Conan l’aveva letta a voce alta, e quando terminò vide due grosse lacrime solcare le guance del professore, seguite da altre. “Quando l’ho trovata, ho capito subito che aveva intenzione di abbandonare la città per vivere come le era sempre stato negato. Una vita felice, colma di sogni e affetti. La vita che si meritava.” Agasa tirò su col naso, mentre le lacrime continuavano a scendere. “Mi dispiaceva moltissimo non vederla più, ma l’avrei sopportato, se l’avessi immaginata felice, da qualche parte nel mondo. E invece…” Agasa si interruppe, non riuscendo a proseguire. Adesso stava singhiozzando, e anche rumorosamente. Non si vergognava di mostrare il suo dolore a Shinichi. Sapeva che avrebbe capito, perché anche lui provava le stesse emozioni.
Conan sapeva di non essere forte, almeno non in quel momento. E per quanto dolore provasse, anche se non aveva alcuna voglia, né tantomeno la forza, provò ad infondersi un briciolo di coraggio. Lo doveva al dottor Agasa, che aveva condiviso il suo segreto, l’aveva distratto con i suoi indovinelli e le sue buffe invenzioni, e l’aveva aiutato tante volte a tenere nascosta la sua identità. Lo doveva a quel vecchietto buono e gentile a cui era sinceramente affezionato.
Sorrise sicuro, uno di quei sorrisi spavaldi tanto tipici della sua indole sbruffona. “Le basterà immaginarla come l’ha vista l’ultima volta. Felice, sorridente. Sono certo che ha lasciato serenamente questo modo, e con la stessa speranza di sempre nel cuore.”
“Hai ragione.” Disse Agasa, asciugandosi le lacrime. Era troppo scosso per accorgersi che la voce di quel piccolo che si credeva invincibile si era rotta sotto il peso delle emozioni. Conan stava lottando per trattenere le lacrime, eppure non ci riusciva. Era passato troppo poco tempo per poter soffocare così il proprio dolore, ma Conan arrivò a chiedersi se ne sarebbe passato mai abbastanza.
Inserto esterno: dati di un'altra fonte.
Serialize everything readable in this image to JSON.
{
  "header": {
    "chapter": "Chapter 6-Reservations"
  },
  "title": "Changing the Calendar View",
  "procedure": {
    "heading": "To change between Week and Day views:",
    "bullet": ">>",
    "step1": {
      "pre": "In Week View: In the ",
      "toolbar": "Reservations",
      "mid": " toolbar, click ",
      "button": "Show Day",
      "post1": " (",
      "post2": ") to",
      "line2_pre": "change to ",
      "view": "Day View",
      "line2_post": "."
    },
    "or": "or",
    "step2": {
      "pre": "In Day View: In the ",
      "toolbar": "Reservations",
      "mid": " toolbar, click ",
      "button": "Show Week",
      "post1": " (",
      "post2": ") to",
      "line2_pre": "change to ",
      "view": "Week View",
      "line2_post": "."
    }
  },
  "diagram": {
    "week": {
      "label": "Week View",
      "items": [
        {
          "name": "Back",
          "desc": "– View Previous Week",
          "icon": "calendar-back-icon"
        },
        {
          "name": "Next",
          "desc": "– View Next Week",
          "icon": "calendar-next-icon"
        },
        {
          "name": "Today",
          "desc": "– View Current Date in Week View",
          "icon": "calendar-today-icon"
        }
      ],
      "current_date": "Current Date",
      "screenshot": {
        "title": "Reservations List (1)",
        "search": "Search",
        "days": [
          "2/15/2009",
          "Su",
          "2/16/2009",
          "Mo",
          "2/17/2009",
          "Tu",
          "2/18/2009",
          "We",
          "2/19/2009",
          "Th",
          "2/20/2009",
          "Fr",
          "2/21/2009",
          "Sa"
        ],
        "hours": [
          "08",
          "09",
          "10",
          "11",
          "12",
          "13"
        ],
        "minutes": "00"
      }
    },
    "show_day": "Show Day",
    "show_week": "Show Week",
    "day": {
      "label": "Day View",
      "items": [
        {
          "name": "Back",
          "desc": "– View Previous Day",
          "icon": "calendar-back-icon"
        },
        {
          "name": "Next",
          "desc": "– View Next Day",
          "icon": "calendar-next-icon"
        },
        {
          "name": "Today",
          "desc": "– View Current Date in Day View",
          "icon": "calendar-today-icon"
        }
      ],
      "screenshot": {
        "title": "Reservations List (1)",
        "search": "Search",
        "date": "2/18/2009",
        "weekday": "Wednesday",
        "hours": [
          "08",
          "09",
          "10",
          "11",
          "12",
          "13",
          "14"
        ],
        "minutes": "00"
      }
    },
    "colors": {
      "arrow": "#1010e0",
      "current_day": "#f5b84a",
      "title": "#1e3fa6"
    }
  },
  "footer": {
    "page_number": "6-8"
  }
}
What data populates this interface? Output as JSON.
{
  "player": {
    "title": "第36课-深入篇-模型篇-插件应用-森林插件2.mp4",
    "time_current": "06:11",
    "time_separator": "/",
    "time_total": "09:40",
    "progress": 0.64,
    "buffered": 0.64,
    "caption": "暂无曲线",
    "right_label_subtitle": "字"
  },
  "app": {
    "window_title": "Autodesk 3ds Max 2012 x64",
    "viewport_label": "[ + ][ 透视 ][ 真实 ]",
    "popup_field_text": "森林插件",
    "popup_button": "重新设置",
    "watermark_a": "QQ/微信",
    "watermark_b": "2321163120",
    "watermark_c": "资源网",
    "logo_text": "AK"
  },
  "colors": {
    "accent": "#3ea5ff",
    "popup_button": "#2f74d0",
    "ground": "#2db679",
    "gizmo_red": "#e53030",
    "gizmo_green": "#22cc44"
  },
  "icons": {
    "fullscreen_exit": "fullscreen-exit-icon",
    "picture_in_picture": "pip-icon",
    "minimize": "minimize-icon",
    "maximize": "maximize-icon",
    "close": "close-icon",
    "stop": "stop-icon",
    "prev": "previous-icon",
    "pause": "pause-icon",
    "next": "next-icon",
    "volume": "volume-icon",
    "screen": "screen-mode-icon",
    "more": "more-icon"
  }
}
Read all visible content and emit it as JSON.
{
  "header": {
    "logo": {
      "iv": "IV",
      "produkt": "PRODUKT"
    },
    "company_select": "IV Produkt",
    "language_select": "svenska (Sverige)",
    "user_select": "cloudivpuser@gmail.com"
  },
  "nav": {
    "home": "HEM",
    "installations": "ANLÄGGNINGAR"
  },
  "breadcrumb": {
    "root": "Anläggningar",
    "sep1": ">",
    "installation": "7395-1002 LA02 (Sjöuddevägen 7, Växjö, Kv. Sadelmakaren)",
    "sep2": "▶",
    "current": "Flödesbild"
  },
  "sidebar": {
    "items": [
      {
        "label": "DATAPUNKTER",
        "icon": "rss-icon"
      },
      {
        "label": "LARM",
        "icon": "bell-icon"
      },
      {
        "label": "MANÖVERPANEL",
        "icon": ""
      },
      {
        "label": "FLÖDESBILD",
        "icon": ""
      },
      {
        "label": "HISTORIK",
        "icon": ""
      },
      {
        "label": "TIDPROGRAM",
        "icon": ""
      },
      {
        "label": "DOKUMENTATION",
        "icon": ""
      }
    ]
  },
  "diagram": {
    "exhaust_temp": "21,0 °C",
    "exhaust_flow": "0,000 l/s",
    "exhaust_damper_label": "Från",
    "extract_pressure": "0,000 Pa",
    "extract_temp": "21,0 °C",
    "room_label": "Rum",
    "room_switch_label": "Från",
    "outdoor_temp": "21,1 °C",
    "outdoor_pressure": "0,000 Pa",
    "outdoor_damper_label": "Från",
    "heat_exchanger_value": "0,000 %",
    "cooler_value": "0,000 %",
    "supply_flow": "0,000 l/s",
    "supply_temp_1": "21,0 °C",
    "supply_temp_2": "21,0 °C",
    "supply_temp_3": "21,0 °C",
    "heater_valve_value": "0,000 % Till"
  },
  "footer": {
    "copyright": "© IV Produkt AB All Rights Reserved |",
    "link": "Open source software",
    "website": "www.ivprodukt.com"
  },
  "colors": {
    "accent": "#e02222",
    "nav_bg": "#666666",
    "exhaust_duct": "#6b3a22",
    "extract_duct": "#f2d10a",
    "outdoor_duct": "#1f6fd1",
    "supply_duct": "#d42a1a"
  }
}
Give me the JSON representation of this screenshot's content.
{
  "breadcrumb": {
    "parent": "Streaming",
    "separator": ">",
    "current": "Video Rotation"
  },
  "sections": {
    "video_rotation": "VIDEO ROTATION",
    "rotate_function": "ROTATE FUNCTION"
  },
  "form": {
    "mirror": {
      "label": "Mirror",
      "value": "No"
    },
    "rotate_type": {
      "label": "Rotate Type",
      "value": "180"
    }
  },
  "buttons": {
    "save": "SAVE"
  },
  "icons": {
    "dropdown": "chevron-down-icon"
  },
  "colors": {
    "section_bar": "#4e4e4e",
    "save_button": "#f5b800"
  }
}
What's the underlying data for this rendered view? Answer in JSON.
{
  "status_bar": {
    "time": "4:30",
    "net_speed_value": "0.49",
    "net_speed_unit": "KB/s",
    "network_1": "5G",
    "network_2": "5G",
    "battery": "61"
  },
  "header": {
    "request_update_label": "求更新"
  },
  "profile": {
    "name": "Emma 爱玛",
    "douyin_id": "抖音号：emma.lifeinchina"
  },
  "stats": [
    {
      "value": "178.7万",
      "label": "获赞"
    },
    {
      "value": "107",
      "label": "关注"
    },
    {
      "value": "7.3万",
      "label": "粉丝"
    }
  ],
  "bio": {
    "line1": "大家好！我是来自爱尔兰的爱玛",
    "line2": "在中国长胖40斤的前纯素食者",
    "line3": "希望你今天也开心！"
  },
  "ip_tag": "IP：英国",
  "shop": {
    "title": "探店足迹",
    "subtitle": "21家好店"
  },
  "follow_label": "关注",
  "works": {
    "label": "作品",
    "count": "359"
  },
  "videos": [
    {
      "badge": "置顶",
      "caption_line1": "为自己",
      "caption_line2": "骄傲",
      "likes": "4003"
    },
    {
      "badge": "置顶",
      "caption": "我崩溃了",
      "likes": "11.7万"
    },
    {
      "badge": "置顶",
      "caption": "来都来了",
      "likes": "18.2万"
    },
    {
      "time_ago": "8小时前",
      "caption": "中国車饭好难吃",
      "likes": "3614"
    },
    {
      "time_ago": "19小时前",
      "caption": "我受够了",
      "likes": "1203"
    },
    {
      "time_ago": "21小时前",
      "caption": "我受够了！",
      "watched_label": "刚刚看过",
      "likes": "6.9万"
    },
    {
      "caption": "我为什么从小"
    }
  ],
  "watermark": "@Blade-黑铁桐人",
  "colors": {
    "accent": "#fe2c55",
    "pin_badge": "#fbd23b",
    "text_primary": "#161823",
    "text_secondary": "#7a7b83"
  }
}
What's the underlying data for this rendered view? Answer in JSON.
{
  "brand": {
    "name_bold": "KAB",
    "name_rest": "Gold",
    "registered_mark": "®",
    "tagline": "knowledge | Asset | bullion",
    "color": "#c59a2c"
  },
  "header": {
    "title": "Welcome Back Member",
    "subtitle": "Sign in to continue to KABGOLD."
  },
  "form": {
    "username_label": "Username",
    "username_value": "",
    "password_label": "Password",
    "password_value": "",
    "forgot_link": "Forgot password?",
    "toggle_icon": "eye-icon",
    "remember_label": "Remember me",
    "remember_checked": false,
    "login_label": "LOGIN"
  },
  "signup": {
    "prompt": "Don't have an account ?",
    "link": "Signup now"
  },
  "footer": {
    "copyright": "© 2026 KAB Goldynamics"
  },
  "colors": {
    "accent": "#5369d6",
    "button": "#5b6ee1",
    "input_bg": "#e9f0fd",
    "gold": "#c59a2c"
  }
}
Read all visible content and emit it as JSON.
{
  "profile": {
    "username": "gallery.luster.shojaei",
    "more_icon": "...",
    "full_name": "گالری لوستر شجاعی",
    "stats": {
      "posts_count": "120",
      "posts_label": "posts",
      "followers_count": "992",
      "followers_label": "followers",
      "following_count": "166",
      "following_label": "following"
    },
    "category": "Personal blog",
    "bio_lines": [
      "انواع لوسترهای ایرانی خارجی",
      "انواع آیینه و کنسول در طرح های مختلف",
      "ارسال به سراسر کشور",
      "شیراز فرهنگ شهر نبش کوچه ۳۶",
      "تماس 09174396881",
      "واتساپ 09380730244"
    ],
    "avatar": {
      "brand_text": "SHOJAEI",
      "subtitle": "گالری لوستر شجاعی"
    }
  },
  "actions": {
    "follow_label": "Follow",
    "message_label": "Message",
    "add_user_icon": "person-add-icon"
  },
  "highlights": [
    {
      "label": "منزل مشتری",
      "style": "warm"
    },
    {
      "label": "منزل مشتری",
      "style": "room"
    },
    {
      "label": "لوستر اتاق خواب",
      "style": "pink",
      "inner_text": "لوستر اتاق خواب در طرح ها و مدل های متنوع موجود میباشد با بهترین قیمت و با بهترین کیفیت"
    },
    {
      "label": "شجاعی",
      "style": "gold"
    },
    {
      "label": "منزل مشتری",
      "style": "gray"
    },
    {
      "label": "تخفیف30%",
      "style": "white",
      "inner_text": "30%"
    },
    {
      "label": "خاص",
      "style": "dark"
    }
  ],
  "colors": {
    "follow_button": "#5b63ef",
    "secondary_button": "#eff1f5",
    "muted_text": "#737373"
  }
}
Il dolore lo stava divorando dentro, ma per quanto gli sembrasse assurdo, doveva farsi coraggio per le persone che aveva intorno. Per chi ava continuato ad aiutarlo in modo disinteressato. I suoi amici, la sua famiglia, Ran… già, Ran.
Era ormai il crepuscolo quando la ragazza si era presentata, aveva bussato alla sua porta ed era entrata con un mazzo di fiori. Li aveva posati sul comodino, poi si era seduta sul letto e con dolcezza gli aveva chiesto come stava. Non gli fece domande, non si arrabbiò, né il suo atteggiamento nei suoi confronti era in qualche modo diverso. Era gentile e amorevole come sempre, più di sempre. Forse Ran sapeva fin dall’inizio, e aveva compreso quale sentimento l’aveva spinto ad ingannarla. Già, lui l’aveva ingannata. Aveva ingannato una creatura così bella, così generosa… non meritava di starle accanto. Il minimo che poteva fare era spiegare come stavano veramente le cose con le sue labbra, e lasciare, per una volta, che fosse il suo cuore a prendere il sopravvento. Doveva dirle cosa provava, cosa aveva sempre provato per lei.
“Ran, ascoltami… ti devo parlare.” Disse, lo sguardo basso, la voce seria e risoluta. Ran gli sorrise con la solita dolcezza, e gli afferrò le mani, così piccole, ma incredibilmente calde. Conan non sapeva da dove cominciare, era imbarazzatissimo e la lingua non voleva proprio saperne di staccarsi dal palato e di formare una frase. Ma quando sentì la presa di Ran, aumentò la stretta, mettendo la propria manina su quella affusolata della ragazza. E la strinse, sorridendo sicuro.
“D’ora in poi affronteremo insieme qualsiasi prova la vita ci metterà davanti. Qualsiasi cosa succeda, in ogni circostanza, nei momenti dolorosi e in quelli più lieti, io sarò sempre al tuo fianco, Ran. E ti amerò fino al mio ultimo respiro, con tutto me stesso.”
Era curioso, ma in qualche modo quelle parole in qualche modo gli erano familiari. Forse le aveva già sentite, in un sogno lontano, salutando una ragazzina castana dallo sguardo finalmente felice, che lo stava lasciando per sempre. Ma che aveva lasciato nel suo cuore un’impronta indelebile quanto un marchio a fuoco, che niente sarebbe mai riuscito a cancellare.